Uma nota técnica do Ministério da Saúde (MS) publicada nesta semana recomenda a imunização contra a Covid-19 apenas em adolescentes portadores de deficiências, com comorbidades ou doenças crônicas e privados de liberdade.

O assunto pegou muitos estados de surpresa a ponto de suspenderem a vacinação de criança e adolescentes. Outros resolveram não adotar a medida. Acre é uma das unidades da federação que continuará vacinando, normalmente, esse público.

A confirmação da continuação da imunização de pessoas acima de 12 anos com e sem comorbidades partiu da assessoria de imprensa da Secretaria Estadual de Saúde (Sesacre), após contato da reportagem do Acre News.

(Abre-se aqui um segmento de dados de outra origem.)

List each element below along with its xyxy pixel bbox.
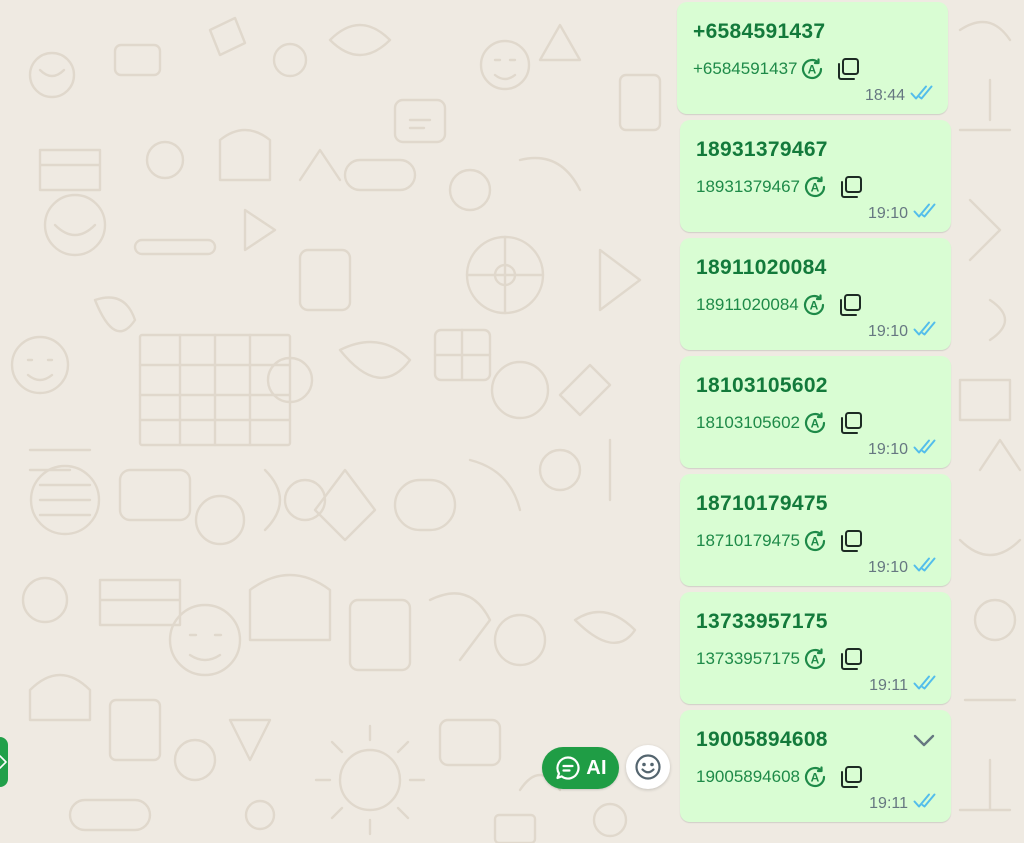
message-title: 18911020084 bbox=[696, 256, 827, 279]
message-timestamp: 19:10 bbox=[867, 322, 908, 340]
message-bubble[interactable]: +6584591437 +6584591437 A 18:44 bbox=[677, 2, 948, 114]
message-body: 18911020084 A bbox=[696, 291, 863, 319]
message-number: 19005894608 bbox=[696, 767, 801, 786]
message-number: 13733957175 bbox=[696, 649, 801, 668]
message-body: +6584591437 A bbox=[693, 55, 861, 83]
message-timestamp: 19:11 bbox=[869, 794, 908, 812]
message-number: 18103105602 bbox=[696, 413, 801, 432]
message-meta: 19:10 bbox=[868, 320, 939, 343]
copy-icon[interactable] bbox=[838, 646, 864, 672]
double-check-icon bbox=[913, 674, 939, 697]
message-timestamp: 19:10 bbox=[867, 204, 908, 222]
svg-text:A: A bbox=[811, 653, 820, 667]
message-meta: 18:44 bbox=[865, 84, 936, 107]
message-list: +6584591437 +6584591437 A 18:44 18931379467 1… bbox=[0, 0, 1024, 843]
double-check-icon bbox=[913, 320, 939, 343]
svg-text:A: A bbox=[809, 299, 818, 313]
copy-icon[interactable] bbox=[838, 528, 864, 554]
message-number: +6584591437 bbox=[693, 59, 798, 78]
auto-translate-icon[interactable]: A bbox=[801, 645, 829, 673]
message-title: 18710179475 bbox=[696, 492, 828, 515]
auto-translate-icon[interactable]: A bbox=[798, 55, 826, 83]
svg-text:A: A bbox=[811, 417, 820, 431]
message-bubble[interactable]: 18103105602 18103105602 A 19:10 bbox=[680, 356, 951, 468]
copy-icon[interactable] bbox=[835, 56, 861, 82]
copy-icon[interactable] bbox=[838, 174, 864, 200]
svg-text:A: A bbox=[811, 181, 820, 195]
message-bubble[interactable]: 18911020084 18911020084 A 19:10 bbox=[680, 238, 951, 350]
message-bubble[interactable]: 19005894608 19005894608 A 19:11 bbox=[680, 710, 951, 822]
message-body: 18931379467 A bbox=[696, 173, 864, 201]
message-body: 13733957175 A bbox=[696, 645, 864, 673]
message-number: 18911020084 bbox=[696, 295, 799, 314]
message-title: +6584591437 bbox=[693, 20, 826, 43]
message-timestamp: 19:10 bbox=[867, 440, 908, 458]
copy-icon[interactable] bbox=[838, 764, 864, 790]
message-meta: 19:11 bbox=[869, 792, 939, 815]
auto-translate-icon[interactable]: A bbox=[801, 763, 829, 791]
message-meta: 19:10 bbox=[868, 556, 939, 579]
auto-translate-icon[interactable]: A bbox=[801, 173, 829, 201]
copy-icon[interactable] bbox=[837, 292, 863, 318]
message-timestamp: 18:44 bbox=[864, 86, 905, 104]
message-bubble[interactable]: 18710179475 18710179475 A 19:10 bbox=[680, 474, 951, 586]
double-check-icon bbox=[913, 202, 939, 225]
double-check-icon bbox=[910, 84, 936, 107]
message-bubble[interactable]: 18931379467 18931379467 A 19:10 bbox=[680, 120, 951, 232]
message-bubble[interactable]: 13733957175 13733957175 A 19:11 bbox=[680, 592, 951, 704]
message-meta: 19:10 bbox=[868, 438, 939, 461]
svg-text:A: A bbox=[811, 535, 820, 549]
message-number: 18931379467 bbox=[696, 177, 801, 196]
double-check-icon bbox=[913, 438, 939, 461]
message-meta: 19:11 bbox=[869, 674, 939, 697]
message-body: 19005894608 A bbox=[696, 763, 864, 791]
message-title: 13733957175 bbox=[696, 610, 828, 633]
svg-text:A: A bbox=[811, 771, 820, 785]
message-timestamp: 19:10 bbox=[867, 558, 908, 576]
auto-translate-icon[interactable]: A bbox=[801, 409, 829, 437]
message-number: 18710179475 bbox=[696, 531, 801, 550]
auto-translate-icon[interactable]: A bbox=[801, 527, 829, 555]
message-body: 18710179475 A bbox=[696, 527, 864, 555]
message-title: 18103105602 bbox=[696, 374, 828, 397]
copy-icon[interactable] bbox=[838, 410, 864, 436]
chevron-down-icon[interactable] bbox=[911, 730, 937, 750]
message-meta: 19:10 bbox=[868, 202, 939, 225]
double-check-icon bbox=[913, 556, 939, 579]
message-title: 18931379467 bbox=[696, 138, 828, 161]
message-title: 19005894608 bbox=[696, 728, 828, 751]
message-timestamp: 19:11 bbox=[869, 676, 908, 694]
svg-text:A: A bbox=[808, 63, 817, 77]
auto-translate-icon[interactable]: A bbox=[800, 291, 828, 319]
message-body: 18103105602 A bbox=[696, 409, 864, 437]
double-check-icon bbox=[913, 792, 939, 815]
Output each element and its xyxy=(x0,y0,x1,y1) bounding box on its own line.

Até ontem (16), inúmeros veículos de imprensa do país noticiaram que o Acre, Alagoas, Amapá, Pará, Paraná, Rondônia, Roraima e Sergipe não haviam feito alguma manifestação sobre a nota técnica do MS.

Hoje (17), pelo menos 14 estados brasileiros decidiram manter a campanha de vacinação contra a covid-19 para adolescentes entre 12 e 17 anos sem comorbidades.

A Confederação Nacional de Municípios (CNM) publicou nota manifestando seu posicionamento contrário à medida do MS e a fala do ministro da autarquia sobre o assunto.